My former yoga instructor is a very profound woman. She has a fantastic blog of her own called “in·spi·ra·tion” which I highly recommend. If you can get past the colorful language which I find hilarious but others might find offensive, and the crunchy granola-isms, you’ll discover that she imparts a great deal of wisdom.
One of the things she used to say in class (and I’m totally paraphrasing here, so forgive me, Alicia, if I don’t get it completely right) is that the people who get on your nerves, the ones who piss you off or even scare you are the very ones who are put in your path so you can learn something about yourself and see yourself more clearly. She says that you should actually seek these people out if you want enlightenment.
Once you get into the habit of seeing annoying people as opportunities rather than irritants, it really alters your worldview. Sometimes I even find myself inwardly amused rather than inwardly screaming. Sometimes.
One of the things that I find most annoying is when I’m not being taken seriously. That is exactly the way to make me see blood red, in case you ever feel the need. For example, the other day I wrote a blog about acupuncture and someone actually said that I wasn’t being cured by these treatments, I was in fact being ripped off. As if I weren’t there. As if I weren’t capable of noticing that when I went into the office I had a certain set of chronic symptoms, and when I left they were gone, never to return. As if I were some stupid, gullible, highly suggestible person who couldn’t possibly be trusted to make my own decisions about my health. As if I needed to be saved from myself and this guy was the one to do it.
So now it falls to me to ask myself exactly why this doofus rubbed me the wrong way. What am I supposed to be learning from him? Am I really that insecure? One of the things I’m most confident about in life is my own intelligence. Is it a throwback from my childhood? I definitely was not taken seriously back then. No doubt about it. But then most children aren’t. Maybe it triggers my post traumatic stress from my childhood abuse at the hands of my stepfather. I definitely don’t respond well when people in positions of authority do not have my best interests at heart. But this fool is in no way an authority figure over me. Was I just over tired? Perpetually.
Maybe he was just one more reminder that I need to, and in fact have every right to, define my boundaries. (A psychologist friend of mine once told me I needed to work on that.) I had been putting up with this particular person’s disdainful comments for a long time. Probably a lot longer than the average person would have. I was participating in my own victimization. I pride myself in entertaining opposing viewpoints, but it was getting to the point where I no longer enjoyed this blog. My blog.
There comes a time when one has to say enough is enough. There comes a time when saying “this far and no farther” is entirely appropriate. I arrived at that point, and I did what I had to do, which was to eject him from my personal corner of the blogosphere.

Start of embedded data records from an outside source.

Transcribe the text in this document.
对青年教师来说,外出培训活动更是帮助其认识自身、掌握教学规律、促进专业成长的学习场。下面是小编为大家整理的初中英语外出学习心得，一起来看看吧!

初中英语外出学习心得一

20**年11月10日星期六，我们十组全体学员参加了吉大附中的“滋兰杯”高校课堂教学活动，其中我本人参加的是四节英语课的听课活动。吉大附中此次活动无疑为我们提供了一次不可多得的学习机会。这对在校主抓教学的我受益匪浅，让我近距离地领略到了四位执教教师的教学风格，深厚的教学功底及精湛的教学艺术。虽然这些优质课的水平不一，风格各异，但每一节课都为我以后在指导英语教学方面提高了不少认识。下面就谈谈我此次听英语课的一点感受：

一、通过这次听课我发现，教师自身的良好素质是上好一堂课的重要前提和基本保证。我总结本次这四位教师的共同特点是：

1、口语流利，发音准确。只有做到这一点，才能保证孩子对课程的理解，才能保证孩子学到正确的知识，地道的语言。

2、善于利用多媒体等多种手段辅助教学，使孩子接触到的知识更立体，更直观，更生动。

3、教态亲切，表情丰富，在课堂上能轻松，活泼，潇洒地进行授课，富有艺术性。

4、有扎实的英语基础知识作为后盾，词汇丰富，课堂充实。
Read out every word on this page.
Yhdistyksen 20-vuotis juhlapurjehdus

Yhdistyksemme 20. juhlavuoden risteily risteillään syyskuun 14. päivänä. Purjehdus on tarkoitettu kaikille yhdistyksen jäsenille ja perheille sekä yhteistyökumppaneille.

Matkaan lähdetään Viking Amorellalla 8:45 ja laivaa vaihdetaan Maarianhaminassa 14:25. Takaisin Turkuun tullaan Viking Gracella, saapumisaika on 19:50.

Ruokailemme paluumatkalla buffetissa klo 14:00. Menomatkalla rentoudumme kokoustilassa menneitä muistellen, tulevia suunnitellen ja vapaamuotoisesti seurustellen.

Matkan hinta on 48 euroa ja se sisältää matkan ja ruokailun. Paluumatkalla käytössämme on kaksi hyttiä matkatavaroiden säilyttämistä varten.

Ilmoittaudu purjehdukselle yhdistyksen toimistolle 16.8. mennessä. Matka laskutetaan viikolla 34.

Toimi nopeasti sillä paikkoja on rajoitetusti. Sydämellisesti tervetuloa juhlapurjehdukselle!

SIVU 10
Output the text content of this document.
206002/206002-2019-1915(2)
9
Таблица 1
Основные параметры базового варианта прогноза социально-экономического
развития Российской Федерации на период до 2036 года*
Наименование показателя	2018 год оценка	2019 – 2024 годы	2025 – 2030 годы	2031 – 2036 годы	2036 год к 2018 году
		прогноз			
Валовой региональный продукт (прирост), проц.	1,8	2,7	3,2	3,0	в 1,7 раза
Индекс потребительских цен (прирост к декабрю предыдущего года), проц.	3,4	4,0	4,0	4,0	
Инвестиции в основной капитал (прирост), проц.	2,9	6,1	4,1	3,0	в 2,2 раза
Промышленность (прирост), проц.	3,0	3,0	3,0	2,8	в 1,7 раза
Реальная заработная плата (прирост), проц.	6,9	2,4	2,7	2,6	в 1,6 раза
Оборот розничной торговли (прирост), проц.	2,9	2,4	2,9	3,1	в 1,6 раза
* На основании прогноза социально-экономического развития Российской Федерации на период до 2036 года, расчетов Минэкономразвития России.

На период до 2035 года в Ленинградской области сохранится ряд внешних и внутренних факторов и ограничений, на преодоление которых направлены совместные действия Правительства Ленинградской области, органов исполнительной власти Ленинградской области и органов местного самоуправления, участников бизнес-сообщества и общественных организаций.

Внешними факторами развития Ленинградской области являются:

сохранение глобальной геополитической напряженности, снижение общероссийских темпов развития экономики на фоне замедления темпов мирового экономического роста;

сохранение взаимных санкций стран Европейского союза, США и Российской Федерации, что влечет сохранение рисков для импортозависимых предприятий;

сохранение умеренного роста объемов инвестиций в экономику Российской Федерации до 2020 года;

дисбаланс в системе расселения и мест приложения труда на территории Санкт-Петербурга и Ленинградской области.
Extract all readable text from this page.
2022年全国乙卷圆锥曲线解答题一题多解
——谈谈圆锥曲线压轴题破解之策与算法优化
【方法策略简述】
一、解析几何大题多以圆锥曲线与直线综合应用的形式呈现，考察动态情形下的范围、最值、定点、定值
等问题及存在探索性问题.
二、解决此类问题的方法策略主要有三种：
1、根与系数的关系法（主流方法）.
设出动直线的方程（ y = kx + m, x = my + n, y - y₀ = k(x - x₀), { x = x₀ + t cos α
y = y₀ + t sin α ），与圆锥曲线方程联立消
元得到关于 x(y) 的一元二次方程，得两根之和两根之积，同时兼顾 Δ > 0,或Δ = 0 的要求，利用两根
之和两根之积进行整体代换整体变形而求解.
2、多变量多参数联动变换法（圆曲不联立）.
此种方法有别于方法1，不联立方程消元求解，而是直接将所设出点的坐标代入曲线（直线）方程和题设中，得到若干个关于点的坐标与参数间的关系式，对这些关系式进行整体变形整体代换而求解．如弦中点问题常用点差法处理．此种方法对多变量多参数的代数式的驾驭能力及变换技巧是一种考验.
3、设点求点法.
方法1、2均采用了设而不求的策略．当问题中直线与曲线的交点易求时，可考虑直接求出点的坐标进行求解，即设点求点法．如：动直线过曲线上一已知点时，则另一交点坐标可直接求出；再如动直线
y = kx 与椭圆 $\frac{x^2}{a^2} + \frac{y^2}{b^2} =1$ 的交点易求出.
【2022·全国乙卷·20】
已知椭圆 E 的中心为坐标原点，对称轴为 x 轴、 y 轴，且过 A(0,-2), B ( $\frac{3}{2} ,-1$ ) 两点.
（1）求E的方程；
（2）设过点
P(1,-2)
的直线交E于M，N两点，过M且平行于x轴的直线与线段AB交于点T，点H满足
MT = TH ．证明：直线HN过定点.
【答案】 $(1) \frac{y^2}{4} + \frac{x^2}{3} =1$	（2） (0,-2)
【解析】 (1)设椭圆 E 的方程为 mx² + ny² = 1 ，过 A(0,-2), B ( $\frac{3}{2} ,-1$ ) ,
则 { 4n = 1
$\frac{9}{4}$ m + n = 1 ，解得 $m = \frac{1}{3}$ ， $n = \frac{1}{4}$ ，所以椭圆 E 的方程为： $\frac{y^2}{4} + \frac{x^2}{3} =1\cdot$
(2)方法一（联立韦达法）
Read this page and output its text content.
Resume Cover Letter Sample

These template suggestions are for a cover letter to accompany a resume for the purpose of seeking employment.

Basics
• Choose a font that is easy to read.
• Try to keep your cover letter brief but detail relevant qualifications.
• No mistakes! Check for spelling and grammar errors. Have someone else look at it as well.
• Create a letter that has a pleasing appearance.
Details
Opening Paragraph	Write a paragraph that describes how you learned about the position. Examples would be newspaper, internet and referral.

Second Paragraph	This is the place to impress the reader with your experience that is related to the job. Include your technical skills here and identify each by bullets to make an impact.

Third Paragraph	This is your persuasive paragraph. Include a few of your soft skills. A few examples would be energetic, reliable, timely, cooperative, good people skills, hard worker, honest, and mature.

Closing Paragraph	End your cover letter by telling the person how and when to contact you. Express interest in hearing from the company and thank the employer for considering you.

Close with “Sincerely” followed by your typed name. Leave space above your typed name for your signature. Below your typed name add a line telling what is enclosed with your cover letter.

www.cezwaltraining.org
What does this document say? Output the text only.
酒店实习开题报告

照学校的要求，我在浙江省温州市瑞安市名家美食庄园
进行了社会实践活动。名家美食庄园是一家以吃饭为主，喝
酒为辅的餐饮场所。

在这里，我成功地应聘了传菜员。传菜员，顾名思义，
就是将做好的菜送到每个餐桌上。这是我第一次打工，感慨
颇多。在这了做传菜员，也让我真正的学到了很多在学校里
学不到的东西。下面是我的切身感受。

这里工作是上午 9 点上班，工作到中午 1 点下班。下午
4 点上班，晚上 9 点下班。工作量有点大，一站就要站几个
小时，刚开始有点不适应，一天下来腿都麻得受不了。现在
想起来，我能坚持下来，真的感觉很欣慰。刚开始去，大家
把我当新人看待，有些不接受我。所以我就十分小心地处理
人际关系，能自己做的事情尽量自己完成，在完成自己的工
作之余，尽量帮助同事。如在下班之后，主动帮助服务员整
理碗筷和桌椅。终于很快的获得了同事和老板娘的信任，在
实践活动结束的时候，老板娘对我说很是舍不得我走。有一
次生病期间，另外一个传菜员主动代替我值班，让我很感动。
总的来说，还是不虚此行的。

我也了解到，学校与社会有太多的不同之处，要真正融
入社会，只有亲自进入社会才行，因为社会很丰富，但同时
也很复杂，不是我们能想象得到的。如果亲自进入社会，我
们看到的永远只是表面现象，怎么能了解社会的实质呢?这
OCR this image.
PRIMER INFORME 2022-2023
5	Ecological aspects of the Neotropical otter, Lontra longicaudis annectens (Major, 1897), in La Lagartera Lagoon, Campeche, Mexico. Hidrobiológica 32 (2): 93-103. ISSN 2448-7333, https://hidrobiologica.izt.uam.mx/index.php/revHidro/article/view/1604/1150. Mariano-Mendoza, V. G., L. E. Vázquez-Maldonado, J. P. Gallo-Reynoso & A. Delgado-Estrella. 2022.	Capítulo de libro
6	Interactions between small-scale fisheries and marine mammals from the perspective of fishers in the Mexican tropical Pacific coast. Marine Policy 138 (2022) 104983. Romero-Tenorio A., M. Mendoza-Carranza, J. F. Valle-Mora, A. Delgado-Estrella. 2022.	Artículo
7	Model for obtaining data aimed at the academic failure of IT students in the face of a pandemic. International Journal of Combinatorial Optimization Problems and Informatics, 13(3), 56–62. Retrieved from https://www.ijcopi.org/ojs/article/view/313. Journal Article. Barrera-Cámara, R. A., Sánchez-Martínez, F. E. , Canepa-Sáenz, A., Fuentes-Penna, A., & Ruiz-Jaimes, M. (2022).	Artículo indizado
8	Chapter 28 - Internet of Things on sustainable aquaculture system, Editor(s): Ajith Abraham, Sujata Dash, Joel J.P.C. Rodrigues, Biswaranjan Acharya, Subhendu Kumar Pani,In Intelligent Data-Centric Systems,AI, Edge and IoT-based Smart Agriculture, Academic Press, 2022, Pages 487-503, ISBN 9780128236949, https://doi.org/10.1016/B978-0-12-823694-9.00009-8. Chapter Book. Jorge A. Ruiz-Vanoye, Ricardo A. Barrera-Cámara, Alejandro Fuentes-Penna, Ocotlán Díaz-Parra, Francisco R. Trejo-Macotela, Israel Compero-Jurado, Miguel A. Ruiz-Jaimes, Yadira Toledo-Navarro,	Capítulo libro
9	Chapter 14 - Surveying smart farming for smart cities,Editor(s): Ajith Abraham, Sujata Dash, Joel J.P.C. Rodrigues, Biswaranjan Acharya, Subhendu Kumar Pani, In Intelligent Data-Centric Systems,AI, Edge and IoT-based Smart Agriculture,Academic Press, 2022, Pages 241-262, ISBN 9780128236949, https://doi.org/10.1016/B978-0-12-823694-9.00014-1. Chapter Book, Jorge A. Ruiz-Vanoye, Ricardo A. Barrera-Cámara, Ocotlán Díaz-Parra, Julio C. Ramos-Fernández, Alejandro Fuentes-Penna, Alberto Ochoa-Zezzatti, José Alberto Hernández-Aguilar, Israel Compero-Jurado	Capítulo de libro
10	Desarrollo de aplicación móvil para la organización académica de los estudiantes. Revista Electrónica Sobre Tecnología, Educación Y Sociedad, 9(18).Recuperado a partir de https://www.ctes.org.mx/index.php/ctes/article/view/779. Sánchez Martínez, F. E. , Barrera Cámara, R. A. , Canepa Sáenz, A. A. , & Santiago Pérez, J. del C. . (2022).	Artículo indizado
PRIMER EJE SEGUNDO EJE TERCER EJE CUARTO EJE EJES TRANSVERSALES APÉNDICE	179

I feel good about raising my drawbridge, so to speak, and leaving him on the far side of the moat.
Is this the same as saying “End of Discussion” as I wrote about earlier, and as he so artfully threw in my face as his parting shot? No. End of Discussion is a tool that weak minded people use to try to shut down and control the people in their lives whom they claim to care about. I don’t care about this person and never did. No. Closing this guy out was more akin to using bug spray on a poisonous spider. You can love nature without wanting to risk your life over it. I have every right to repel poison when it is directed at me.
So thank you, annoying person, for that lesson! Now, kindly get out and stay out.